3. Exceptional circumstances. Multisystem trauma and other life-threatening cases such as emergent surgery may require additional assistants in surgery, and reimbursement for the NP/PA or additional surgeon may be appropriate. Exceptional circumstances should be well documented to justify reimbursement when other qualified residents are available.(2)

To process appropriate claims in teaching hospitals, additional documentation and certification are needed, and the modifier -82 should be added to the code in a case in which a qualified resident surgeon was not available. Carriers retain the certification for four years and review for appropriate payment and recovery is undertaken if warranted.

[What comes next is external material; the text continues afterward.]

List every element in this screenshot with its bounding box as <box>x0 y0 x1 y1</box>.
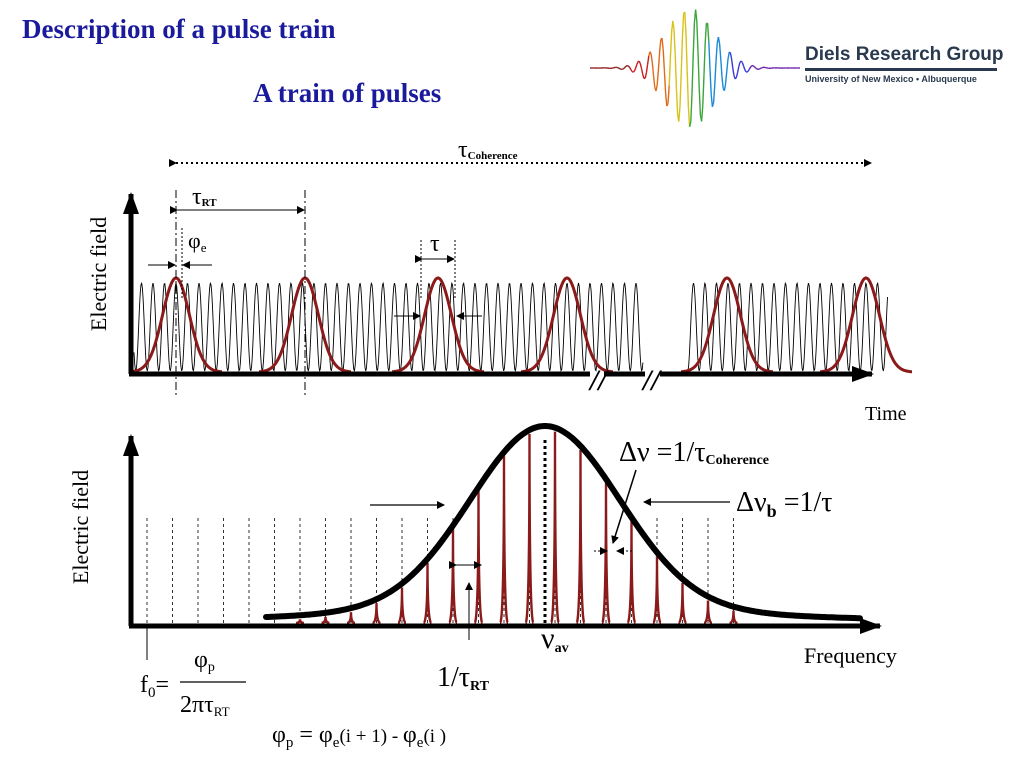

NPs and PAs play a vital role in the care of the acute and critically ill patient. It is imperative that NPs/PAs be familiar with all the rules and circumstances that are associated with any code used and understand billing and coding practices. Proper documentation is paramount for reimbursement.

References :
1. Kleinpell RM, Boyle WA, Buchman TG. Integrating Nurse Practitioners & Physician Assistants into the ICU. Mount Prospect, IL: Society of Critical Care Medicine; 2012.
2. Centers for Medicare & Medicaid Services (CMS). Medicare claims processing manual. Chapter 12: Physicians/nonphysician practitioners. CMS Web site. Rev. 3096, 10-17-14. Accessed September 26, 2015.